Been using a 9S08FL micro with several port pins driven from the outside world via an RC network that gets to +5V in about 10mS. At power up there is a 50mS delay before the pin is read to make sure the RC is fully settled. Mostly it works just fine but on two occasion in maybe several hundred power ups the pin appears to be read as a low instead of a high. I know that slow moving inputs are not a good thing because there can be an uncertainty at the transition point, but the pin is read well after it has gone high. Scope has verified this. Could the slow rise cause the input buffer to be put into some kind of weird state before it gets read?
This sounds as though it could be a metastability problem in the input logic or the input circuitry could be oscillating as the slow rising input voltage transitions through the logic threshold voltage.
Some of the 9S08 chips have synchroniser circuits on the input pins, which will clock the input signal through several flip-flops to ensure that a validly timed signal is presented to the processor core. If you a have a slow rising input signal that passes through the logic threshold voltage at or about the same time as the clock signal then the flip-flop can get stuck in a metastable state where the internal circuit nodes of the flip-flop are neither in a logic 0 or logic 1 state but temporarily stuck half way in between. Eventually, the flip-flop nodes will resolve themselves to proper logic levels but that may be at the wrong logic sense compared to what it should have been.
A similar situation exists if the input circuitry is oscillating during the transition through the threshold voltage. The synchroniser may again get stuck in the incorrect logic state depending on the exact timing relationship between the sampling clock and the input signal transitions.

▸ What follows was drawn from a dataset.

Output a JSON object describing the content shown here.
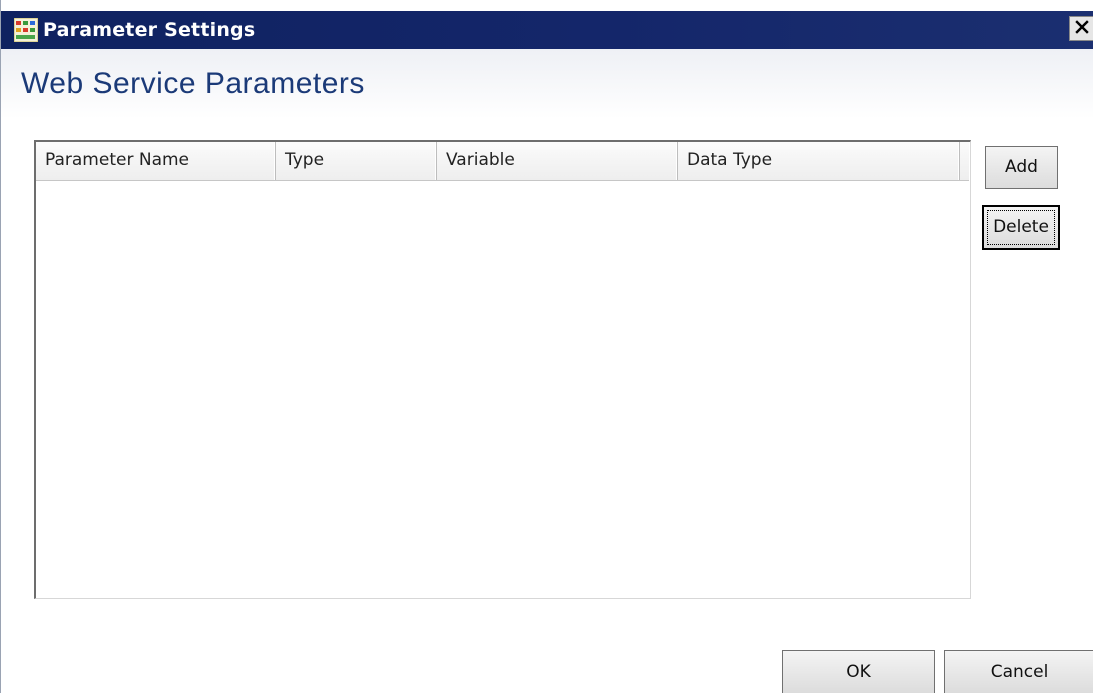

I suggest you read up the reference manual for the processor to fully understand the input circuitry structure and follow that up with some research on metastability problems. The problem of metatstability is not often covered in digital design courses but it is always a problem when clocking asynchronous signals signals into synchronous circuitry. It can't be entirely eliminated but the probability of an error can be reduced to acceptably low levels by suitable circuit design techniques.